The only way in and out of Chachapoyas is by bus and the taxi drivers will tell you that this is because in 2003  Trans Peru flight 222 crashed into a mountain on approach to Chachapoyas airport.  Our next stop was Cajamarca and we assumed that we could take a fancy Cama Bus. We were wrong, the 323 km road to Cajamarca  passes through treacherous mountain passes that could only be navigated by small buses. The ride takes 12 hours and in low season the only option is a night bus on Virgen de Carmen or Amazonas bus lines. We had been told that this is one of the most beautiful bus journeys in Peru but with a night bus we would not see anything.  I was not happy about this and tried to find other options such as renting a car, hiring a driver, taking a different route, or splitting the trip up with a stop in Celandin.  These “options” simply did not exist. There is no rental car agency in Chachapoyas, no driver would want to take us for less than an astronomical sum.  Here was my Canadian sense of comfort and privilege bumping up against developing world reality.  In Peru a 12 hour night bus is a comfortable option; the bus is safe, the seats recline and before the road was paved the journey could take 18 hours.

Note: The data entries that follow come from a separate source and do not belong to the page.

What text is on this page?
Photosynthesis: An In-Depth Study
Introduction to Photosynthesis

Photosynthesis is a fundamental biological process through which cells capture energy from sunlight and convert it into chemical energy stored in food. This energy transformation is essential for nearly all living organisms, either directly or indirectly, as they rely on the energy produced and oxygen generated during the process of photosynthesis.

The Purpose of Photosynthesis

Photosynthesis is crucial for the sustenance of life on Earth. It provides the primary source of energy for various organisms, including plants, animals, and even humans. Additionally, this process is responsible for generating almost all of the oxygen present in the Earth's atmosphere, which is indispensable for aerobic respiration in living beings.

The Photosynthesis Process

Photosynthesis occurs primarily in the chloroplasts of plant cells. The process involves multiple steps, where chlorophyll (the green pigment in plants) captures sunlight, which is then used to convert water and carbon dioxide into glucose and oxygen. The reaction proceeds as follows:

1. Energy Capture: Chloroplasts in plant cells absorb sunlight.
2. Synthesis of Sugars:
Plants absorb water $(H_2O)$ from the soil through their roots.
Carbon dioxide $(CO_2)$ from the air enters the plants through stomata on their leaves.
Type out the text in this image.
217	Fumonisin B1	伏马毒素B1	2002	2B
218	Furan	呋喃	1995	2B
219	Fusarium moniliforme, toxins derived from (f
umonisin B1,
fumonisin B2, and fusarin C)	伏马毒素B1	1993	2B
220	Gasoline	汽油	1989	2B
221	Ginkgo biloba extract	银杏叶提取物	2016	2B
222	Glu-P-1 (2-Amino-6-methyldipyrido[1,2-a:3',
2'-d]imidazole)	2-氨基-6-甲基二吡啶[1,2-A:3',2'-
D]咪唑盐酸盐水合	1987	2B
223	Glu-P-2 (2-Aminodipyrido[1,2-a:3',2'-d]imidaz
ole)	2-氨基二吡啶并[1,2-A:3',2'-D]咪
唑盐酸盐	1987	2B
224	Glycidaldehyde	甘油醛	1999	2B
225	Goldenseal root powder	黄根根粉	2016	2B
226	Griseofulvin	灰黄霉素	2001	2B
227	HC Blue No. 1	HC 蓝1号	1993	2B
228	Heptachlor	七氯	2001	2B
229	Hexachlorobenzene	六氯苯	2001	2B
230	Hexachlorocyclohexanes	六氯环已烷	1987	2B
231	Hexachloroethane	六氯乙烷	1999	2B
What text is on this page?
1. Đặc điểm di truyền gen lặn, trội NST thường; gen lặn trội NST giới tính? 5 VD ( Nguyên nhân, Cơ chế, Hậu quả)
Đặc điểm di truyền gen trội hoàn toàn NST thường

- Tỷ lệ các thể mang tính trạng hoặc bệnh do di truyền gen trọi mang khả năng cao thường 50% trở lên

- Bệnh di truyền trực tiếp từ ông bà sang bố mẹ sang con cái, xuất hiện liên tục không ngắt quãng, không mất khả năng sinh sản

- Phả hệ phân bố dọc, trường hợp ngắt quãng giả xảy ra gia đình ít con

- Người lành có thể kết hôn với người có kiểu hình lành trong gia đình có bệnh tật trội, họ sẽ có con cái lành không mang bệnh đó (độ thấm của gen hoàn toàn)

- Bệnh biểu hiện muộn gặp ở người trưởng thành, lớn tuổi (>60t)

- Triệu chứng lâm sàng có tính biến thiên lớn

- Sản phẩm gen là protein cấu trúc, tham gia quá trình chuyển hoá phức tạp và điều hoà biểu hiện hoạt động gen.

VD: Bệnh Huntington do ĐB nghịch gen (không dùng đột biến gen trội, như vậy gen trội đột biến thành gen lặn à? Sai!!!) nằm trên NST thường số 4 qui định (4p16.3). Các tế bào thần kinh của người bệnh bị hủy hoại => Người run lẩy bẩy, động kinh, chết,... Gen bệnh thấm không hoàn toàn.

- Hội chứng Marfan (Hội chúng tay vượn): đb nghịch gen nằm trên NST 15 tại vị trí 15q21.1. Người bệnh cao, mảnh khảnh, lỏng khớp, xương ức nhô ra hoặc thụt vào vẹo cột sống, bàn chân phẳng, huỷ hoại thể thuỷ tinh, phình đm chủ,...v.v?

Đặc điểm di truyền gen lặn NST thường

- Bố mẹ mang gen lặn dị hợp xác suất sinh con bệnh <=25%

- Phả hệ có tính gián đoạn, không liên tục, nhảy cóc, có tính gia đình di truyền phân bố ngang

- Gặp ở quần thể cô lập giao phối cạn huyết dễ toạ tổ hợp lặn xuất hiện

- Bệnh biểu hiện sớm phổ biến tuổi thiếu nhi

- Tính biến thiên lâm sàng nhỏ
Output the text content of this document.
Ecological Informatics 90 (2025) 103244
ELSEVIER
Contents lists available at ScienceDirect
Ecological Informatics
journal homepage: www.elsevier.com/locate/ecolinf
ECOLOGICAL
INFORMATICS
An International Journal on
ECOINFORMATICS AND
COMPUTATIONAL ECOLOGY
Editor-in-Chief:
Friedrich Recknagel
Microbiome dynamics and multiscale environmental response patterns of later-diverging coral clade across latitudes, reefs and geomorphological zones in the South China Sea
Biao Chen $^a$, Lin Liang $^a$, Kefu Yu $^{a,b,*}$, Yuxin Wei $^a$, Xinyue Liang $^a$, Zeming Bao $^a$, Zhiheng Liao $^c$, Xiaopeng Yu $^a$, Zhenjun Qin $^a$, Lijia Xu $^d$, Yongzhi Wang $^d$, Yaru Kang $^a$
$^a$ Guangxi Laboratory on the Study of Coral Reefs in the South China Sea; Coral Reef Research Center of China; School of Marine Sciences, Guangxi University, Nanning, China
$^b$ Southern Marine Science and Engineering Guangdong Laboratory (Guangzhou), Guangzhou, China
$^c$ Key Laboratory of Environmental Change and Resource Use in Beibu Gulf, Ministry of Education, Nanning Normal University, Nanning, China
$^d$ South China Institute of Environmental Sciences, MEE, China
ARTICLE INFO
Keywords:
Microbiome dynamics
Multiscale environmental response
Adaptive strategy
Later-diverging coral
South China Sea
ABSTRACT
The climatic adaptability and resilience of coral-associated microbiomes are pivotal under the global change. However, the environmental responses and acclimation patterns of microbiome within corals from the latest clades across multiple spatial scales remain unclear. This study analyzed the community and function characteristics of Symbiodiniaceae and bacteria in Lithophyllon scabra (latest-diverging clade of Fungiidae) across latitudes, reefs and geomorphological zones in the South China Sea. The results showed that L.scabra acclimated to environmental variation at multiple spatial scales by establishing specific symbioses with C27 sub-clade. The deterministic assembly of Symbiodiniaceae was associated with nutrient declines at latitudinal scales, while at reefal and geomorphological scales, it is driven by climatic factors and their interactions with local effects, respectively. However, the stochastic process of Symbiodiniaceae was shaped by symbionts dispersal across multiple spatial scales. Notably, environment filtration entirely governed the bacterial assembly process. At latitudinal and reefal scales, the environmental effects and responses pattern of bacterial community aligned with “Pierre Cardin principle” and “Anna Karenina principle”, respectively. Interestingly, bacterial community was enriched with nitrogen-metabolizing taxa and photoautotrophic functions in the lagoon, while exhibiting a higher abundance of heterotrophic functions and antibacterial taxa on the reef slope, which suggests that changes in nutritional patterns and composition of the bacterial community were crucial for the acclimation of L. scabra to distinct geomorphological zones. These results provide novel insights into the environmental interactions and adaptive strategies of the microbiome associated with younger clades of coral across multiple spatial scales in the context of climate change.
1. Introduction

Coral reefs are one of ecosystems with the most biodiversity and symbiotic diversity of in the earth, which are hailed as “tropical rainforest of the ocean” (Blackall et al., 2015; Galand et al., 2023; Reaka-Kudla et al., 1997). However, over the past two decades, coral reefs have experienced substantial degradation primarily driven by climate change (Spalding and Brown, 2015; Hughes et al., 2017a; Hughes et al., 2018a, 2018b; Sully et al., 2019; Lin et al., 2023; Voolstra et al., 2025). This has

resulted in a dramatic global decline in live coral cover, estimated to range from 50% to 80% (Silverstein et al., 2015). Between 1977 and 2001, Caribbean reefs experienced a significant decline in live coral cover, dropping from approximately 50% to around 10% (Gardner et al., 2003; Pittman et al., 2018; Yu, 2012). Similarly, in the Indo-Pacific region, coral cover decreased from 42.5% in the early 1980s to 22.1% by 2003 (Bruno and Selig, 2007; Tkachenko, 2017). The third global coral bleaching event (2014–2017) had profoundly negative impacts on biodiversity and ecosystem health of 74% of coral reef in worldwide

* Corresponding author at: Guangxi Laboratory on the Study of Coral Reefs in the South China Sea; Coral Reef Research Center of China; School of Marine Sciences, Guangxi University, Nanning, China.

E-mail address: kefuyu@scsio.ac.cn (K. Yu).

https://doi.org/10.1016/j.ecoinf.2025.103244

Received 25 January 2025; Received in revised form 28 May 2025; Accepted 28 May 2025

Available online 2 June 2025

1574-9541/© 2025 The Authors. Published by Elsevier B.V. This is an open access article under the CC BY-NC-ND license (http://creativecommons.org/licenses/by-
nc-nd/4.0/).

Eliot was more stoic about the whole thing and was able to negotiate a discount on our Virgen de Carmen bus tickets. If you are going to take a dangerous bus ride in South America, better to do it on a bus named after a virgin.

On January 23, we hiked up to Gocta falls, returned to town where we ate and washed up before walking with our packs to the station. We boarded at 7.30 pm.  The bus was full except for the back row. Eliot gets stressed before long trips and he was worried that our bags may get stolen by other passengers. His fear was based on experience he had as a teenager on a bus from Medellin to Cali Colombia. On that trip Eliot and his sister Sandra placed their bags on their laps before they fell asleep. When they awoke everything had disappeared except for an old VCR.

Our big packs were tagged and placed under the bus and we brought small packs on board. I wore a money belt and put my pack in the overhead rack and the other passengers watched as I tried to clip it in place. These measures were insufficient for Eliot who waited for the bus to get dark before locking his pack to his body using a metal security strap and a padlock.  It was like sitting next to a ninja turtle.  I took out my iPhone and fell asleep to the audio book version of Cutting for Stone.

I awoke at about 11 pm to the sound of the motor labouring as the bus climbed a steep hill. Feeling confined, I got up and went to the back row and lay down. At around 1 am I woke up again and looked out. The bus was on a narrow road with a steep drop off. We were high up and the entire valley was lit up by a full moon. As the bus went up and down switch backs I was able to see river valleys and mountains.  Tin roofs of houses would reflect the moon light as we passed and I also saw roadside cactus. In the light I could make out distance, depth relief but no colour or details. It was a beautiful moment. I thought about getting my camera but decided to just enjoy the moment. In the end I got both my cama, and a chance to see the countryside.

At 3 am we arrived in Celendin. We disembarked with our luggage and waited in a cold waiting room for the larger bus that would take us to Cajamarca. The waiting room had families and kids and the staff offered us coffee, tea and biscuits. The TV was showing an episode of a Peruvian Crime show about a woman who killed her best friend in a fight over a man. It was very dramatic you saw photos of the friends in better days, a re-creation of the crime, the killer in jail and the mothers crying and asking why did they do it. All eyes in the station were riveted on the screen. It was all a bit much for us at 3 am and we had to control our laughter as the others passengers scowled as us.

The larger bus arrived and we arrived in Cajamarca at 7.30 am. Eliot sat with the bags at the main square while I scouted out hotels. With information from I negotiated four nights at the Cajamarca Costa del Sol hotel for 200 soles/night ($80).  By North American standards the place was a nice hotel. For us it was pure luxury a big room with two beds, tons of towels, working wifi, and reliable hot water. The rate included a breakfast buffet and there was a rooftop gym that looked over the roofs of the city. We both realized that every now and then we needed a break. However, we were still acting like travellers and Eliot put up a clothing line in the bathroom and did laundry making our bathroom look a bit like a shanty town. The next four days were spent touring the town, the inca sites and the markets.